AI-Driven EHR Architectures for Safer, Smarter Clinical Handoff Systems
Keywords:
Clinical handoff; Electronic Health Records; Artificial Intelligence; Event-driven Architecture; SBAR AutomationAbstract
Clinical handoff failures remain a leading source of preventable adverse events in acute healthcare, with communication breakdown at care transitions implicated in approximately 80% of serious sentinel events. Despite widespread adoption of structured protocols such as SBAR and the near-universal implementation of electronic health records (EHRs), handoff-related omission rates remain as high as 34.2% post-EHR implementation, and information transmission efficiency in unstructured verbal handoffs ranges from only 55–72%. This review argues that handoff failure is fundamentally an information architecture problem, not a communication behavior problem, and that existing EHR systems, designed for longitudinal documentation rather than transition-critical intelligence, are structurally incapable of resolving it.
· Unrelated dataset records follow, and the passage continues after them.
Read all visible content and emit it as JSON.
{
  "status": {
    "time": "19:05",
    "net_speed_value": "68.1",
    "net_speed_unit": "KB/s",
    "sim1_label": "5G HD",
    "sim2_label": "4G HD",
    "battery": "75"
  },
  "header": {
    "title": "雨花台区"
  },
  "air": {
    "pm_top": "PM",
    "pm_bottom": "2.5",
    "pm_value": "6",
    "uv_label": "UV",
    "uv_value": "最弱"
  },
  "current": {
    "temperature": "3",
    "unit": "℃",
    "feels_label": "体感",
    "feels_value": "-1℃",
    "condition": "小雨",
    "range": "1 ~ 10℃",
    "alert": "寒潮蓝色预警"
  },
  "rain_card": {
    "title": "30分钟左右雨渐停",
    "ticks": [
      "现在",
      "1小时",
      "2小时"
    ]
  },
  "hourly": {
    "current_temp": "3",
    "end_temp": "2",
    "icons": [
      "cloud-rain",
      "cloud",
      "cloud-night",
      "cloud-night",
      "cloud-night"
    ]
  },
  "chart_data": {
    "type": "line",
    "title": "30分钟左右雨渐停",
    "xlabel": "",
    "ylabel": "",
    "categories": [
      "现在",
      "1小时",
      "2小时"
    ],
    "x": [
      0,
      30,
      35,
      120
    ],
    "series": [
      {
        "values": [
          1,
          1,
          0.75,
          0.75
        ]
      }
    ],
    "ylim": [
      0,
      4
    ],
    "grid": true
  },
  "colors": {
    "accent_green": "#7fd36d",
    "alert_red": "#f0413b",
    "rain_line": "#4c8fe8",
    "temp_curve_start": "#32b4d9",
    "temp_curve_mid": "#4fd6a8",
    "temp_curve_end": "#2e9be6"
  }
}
Through a synthesis of evidence across three domains, this paper establishes that transformer-based NLP models achieving F1-scores of 0.87–0.94, machine learning deterioration prediction models achieving AUROC values of 0.83–0.94, and event-driven microservices architectures processing clinical data streams at latencies of 120–340 milliseconds collectively provide the technical foundation for a deployable AI-integrated handoff system. A synthesised four-layer framework is proposed, incorporating federated learning governance, explainable AI dashboard design, and a composite handoff quality index. The framework demonstrates that structural redesign of clinical information architecture, rather than incremental protocol improvement, is the condition necessary for sustained patient safety gains at care transitions.